I'm dealing with topic modeling for short text and have come across three models that focus on the same: The biterm topic model (BTM), the word network topic model (WNTM) and the latent-feature LDA (LF-LDA).

I know that for conventional LDA (I have implemented it using the R package topicmodels), the unstructured shape of text documents is converted to a computer-readable format via the construction of a Document-Term matrix (DTM).

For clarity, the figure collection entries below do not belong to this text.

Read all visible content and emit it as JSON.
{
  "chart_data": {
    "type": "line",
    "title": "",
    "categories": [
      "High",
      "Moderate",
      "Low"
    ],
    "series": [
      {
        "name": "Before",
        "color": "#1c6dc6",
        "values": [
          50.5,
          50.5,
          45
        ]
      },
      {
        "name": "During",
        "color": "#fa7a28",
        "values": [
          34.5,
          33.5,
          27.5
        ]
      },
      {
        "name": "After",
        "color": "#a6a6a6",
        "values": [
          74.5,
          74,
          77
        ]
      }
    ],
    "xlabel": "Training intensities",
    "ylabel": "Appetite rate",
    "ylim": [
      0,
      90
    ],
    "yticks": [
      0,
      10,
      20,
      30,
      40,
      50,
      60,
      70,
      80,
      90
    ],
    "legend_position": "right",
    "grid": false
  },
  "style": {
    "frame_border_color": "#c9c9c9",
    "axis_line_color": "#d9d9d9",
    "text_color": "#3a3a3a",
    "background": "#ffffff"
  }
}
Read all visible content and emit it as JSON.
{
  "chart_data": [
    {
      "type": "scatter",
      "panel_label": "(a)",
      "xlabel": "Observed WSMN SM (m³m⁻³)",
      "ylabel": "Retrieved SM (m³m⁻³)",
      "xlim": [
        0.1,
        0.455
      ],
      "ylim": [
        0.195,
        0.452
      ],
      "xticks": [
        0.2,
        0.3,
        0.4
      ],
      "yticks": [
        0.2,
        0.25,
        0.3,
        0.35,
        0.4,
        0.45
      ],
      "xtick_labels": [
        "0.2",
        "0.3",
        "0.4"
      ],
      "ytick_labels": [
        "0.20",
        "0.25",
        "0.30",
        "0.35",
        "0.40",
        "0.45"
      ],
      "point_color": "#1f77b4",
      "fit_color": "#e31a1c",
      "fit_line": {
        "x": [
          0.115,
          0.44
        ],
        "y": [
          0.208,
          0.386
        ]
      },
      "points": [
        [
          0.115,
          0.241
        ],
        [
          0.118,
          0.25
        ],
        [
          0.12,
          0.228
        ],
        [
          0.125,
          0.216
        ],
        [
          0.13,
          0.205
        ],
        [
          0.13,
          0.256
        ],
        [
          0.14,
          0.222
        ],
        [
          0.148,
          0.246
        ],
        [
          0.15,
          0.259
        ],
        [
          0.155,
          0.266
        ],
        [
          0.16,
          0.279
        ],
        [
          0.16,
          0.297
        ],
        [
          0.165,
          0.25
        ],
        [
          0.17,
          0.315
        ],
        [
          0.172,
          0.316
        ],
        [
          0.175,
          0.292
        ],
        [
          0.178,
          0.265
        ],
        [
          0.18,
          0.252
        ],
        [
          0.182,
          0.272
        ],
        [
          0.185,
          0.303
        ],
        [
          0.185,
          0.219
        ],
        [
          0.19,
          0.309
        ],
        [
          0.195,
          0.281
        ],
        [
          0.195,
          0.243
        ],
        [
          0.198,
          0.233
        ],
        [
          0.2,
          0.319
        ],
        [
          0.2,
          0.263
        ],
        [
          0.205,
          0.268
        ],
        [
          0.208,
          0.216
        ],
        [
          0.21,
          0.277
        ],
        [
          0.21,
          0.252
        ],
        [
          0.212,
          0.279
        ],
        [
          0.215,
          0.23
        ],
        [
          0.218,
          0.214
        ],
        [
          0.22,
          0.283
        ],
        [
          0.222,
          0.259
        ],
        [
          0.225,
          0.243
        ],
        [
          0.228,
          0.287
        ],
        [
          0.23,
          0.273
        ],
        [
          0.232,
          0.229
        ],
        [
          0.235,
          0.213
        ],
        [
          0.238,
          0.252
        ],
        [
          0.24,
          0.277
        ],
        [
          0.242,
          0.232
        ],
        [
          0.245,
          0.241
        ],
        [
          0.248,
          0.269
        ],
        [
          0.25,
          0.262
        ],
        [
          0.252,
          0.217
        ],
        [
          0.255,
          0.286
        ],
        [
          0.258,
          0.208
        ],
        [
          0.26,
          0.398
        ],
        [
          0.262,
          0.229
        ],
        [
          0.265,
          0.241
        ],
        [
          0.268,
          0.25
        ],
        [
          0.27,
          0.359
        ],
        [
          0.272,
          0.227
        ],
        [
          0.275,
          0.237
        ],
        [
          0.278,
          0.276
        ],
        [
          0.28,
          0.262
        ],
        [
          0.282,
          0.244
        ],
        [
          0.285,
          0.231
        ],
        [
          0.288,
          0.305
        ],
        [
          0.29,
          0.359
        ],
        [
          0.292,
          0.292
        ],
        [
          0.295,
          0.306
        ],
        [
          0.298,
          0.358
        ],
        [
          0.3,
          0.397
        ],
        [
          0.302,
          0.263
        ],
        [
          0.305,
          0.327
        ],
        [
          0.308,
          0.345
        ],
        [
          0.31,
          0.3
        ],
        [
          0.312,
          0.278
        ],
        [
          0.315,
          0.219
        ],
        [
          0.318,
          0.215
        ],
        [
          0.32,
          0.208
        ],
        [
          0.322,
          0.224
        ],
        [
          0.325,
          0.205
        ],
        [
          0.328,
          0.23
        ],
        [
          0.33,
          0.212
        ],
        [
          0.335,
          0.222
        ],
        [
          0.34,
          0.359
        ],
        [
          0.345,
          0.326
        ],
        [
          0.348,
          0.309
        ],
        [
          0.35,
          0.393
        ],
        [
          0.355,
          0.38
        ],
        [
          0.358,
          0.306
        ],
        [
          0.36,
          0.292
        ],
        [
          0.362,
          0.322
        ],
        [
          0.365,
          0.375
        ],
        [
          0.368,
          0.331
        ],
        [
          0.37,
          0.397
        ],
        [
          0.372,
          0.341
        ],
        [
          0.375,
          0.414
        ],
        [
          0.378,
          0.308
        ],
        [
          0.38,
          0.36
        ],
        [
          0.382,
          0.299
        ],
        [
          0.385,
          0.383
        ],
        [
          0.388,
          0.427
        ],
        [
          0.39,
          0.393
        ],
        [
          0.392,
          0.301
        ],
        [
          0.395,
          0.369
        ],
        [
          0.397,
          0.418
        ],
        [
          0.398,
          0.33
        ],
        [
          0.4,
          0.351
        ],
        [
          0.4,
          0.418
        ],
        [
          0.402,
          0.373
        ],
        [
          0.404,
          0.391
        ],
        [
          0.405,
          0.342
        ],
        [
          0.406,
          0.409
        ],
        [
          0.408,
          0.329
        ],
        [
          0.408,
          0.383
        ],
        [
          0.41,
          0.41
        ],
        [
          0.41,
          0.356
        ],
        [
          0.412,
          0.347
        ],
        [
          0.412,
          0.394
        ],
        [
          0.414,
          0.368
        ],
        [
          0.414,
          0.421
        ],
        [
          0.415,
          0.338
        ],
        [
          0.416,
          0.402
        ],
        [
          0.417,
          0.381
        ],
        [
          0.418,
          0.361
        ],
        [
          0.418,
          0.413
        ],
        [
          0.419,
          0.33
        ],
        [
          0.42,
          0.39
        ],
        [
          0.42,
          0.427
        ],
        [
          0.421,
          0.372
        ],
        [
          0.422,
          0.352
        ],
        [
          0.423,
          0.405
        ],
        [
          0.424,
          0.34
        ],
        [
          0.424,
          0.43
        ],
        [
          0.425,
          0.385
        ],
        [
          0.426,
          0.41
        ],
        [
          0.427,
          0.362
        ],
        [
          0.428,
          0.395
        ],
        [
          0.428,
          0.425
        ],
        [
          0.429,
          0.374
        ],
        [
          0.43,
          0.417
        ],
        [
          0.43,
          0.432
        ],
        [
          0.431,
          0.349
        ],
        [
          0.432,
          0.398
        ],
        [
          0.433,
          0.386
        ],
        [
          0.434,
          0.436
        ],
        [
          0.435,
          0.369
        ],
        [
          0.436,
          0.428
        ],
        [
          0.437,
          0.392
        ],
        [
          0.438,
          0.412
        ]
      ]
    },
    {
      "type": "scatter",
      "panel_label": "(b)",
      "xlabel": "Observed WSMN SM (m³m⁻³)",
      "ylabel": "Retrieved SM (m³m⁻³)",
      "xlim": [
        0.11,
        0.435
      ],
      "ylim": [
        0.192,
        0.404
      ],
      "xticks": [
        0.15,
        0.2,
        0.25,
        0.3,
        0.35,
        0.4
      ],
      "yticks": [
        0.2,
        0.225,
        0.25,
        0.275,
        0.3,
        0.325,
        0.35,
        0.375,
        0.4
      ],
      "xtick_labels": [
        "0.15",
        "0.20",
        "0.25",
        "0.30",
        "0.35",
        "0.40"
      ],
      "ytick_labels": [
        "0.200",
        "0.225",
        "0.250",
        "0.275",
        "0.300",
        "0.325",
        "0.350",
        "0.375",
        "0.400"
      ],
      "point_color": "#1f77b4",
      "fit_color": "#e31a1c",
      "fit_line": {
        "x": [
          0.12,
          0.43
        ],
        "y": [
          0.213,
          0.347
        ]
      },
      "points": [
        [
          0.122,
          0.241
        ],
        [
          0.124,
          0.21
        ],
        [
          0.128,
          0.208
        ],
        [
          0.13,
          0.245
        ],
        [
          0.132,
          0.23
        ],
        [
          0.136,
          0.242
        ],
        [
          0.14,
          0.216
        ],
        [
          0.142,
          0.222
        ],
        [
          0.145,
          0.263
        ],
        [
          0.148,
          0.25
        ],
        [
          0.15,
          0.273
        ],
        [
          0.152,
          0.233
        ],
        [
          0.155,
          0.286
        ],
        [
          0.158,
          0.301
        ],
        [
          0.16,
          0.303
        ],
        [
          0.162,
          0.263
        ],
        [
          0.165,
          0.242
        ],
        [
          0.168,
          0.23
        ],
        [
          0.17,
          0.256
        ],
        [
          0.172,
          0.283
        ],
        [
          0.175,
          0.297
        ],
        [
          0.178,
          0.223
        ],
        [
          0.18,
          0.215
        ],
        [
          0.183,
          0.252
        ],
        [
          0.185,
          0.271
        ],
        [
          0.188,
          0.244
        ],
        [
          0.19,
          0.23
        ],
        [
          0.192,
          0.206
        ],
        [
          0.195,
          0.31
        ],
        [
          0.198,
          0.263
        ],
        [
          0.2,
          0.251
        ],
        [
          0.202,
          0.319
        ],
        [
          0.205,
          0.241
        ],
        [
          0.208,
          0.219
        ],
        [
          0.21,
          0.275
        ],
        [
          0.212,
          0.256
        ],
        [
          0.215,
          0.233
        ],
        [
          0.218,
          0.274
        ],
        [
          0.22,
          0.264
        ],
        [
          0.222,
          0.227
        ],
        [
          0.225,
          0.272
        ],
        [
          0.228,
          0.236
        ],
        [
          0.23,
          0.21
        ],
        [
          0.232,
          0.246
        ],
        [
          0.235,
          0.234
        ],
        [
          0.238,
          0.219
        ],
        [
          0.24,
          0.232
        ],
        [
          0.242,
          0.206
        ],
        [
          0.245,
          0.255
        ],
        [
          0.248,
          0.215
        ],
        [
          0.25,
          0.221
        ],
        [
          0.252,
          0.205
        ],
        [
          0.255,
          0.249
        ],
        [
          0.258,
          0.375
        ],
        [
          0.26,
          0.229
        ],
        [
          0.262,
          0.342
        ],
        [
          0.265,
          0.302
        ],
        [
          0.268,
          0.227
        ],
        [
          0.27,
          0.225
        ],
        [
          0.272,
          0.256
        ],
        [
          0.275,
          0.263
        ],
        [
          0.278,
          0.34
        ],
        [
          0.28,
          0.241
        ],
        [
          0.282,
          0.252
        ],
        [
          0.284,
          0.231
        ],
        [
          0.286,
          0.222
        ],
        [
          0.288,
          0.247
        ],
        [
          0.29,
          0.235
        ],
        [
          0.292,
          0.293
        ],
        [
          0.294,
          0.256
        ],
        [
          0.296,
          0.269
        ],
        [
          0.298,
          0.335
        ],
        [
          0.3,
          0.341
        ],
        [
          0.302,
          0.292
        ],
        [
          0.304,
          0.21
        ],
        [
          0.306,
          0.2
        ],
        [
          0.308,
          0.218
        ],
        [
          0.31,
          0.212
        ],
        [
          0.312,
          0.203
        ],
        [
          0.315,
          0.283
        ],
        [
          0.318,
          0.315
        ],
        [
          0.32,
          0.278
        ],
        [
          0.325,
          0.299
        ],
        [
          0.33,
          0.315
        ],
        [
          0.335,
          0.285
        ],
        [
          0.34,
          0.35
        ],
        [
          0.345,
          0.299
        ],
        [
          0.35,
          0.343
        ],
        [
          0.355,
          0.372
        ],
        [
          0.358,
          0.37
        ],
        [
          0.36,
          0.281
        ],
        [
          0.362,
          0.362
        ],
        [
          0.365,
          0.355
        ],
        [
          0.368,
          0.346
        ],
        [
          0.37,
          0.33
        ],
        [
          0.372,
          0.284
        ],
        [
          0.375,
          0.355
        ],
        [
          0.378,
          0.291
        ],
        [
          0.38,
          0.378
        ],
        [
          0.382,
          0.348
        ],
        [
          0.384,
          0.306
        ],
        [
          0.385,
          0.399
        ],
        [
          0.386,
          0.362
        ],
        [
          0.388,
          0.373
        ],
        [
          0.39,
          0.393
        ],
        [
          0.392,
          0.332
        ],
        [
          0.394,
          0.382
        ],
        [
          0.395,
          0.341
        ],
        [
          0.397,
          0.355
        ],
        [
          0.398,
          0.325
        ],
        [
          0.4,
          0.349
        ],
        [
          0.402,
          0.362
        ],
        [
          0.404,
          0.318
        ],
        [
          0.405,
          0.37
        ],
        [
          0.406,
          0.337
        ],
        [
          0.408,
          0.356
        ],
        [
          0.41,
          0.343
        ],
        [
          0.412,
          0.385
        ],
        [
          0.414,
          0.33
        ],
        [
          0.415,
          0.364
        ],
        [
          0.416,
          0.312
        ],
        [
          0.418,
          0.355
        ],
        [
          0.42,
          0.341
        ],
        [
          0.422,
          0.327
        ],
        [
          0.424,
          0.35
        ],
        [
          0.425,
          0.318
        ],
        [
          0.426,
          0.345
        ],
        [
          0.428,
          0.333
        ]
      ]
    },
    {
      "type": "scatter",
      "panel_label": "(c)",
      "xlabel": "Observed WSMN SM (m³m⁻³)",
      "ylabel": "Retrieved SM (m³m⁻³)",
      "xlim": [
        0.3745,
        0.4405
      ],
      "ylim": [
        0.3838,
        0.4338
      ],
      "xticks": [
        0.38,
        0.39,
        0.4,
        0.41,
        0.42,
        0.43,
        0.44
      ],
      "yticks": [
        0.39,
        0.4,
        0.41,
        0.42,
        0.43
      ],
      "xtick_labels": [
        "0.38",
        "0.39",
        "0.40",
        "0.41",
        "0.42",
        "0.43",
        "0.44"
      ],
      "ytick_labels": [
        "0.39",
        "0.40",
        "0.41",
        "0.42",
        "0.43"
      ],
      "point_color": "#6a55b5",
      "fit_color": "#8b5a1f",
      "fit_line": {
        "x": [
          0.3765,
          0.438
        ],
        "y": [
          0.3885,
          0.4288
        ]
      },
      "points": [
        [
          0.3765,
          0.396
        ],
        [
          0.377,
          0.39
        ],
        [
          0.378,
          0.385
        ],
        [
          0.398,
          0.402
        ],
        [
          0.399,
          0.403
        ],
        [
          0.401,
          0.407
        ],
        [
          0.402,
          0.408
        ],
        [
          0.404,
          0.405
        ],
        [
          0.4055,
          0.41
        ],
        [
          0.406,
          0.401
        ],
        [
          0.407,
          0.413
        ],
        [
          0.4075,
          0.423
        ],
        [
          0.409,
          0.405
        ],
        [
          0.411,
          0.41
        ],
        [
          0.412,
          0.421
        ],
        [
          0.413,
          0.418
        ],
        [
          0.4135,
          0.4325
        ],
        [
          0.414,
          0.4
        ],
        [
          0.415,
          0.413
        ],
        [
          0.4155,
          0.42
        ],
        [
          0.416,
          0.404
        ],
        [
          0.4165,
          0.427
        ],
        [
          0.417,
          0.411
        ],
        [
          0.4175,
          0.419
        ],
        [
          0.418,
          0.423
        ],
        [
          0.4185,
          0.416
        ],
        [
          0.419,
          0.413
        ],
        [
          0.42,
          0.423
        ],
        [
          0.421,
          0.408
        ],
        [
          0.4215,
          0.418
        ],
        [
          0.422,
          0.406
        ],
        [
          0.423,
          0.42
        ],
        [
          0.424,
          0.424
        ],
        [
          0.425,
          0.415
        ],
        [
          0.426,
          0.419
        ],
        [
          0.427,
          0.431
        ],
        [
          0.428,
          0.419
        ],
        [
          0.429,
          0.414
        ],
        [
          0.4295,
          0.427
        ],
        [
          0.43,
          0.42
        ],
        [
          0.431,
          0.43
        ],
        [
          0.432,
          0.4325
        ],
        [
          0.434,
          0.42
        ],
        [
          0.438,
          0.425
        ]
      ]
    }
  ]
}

I'm wondering if the above mentioned models use a similar way for implementation, especially if they also create a matrix that is similar to DTM. Does anyone know that? Unfortunately I couldn't find that information by reading the original papers.

Thank you in advance!

1
Since your question is less a programming issue but rather a general question about models and their structure you might consider asking at Crossvalidated instead of SO. To my knowledge, there is no implementation of topic modelling in R covering other models than LDA or CTM (VEM or Gibbs), yet. Corresponding packages would be topicmodels, lda, or text2vec, each using slightly different sampling/estimation algorithms.Manuel Bickel

1 Answers

1
votes

BTM and TKM (which might also be good for short texts - https://github.com/JohnTailor/tkm) do not construct a document term matrix (DTM). WNTM might construct one. I don't know LF-LDA. BTM, WNTM and TKM take into account the position of a word using sliding windows, e.g. "The house is white" and "The white house is" might give different results under certain settings. A DTM does not capture word order, ie. for the above examples both would give the same DTM. WNTM might benefit from a DTM, when infering the topic-document distribution, but for the inference of its parameters (word-topics) it does not.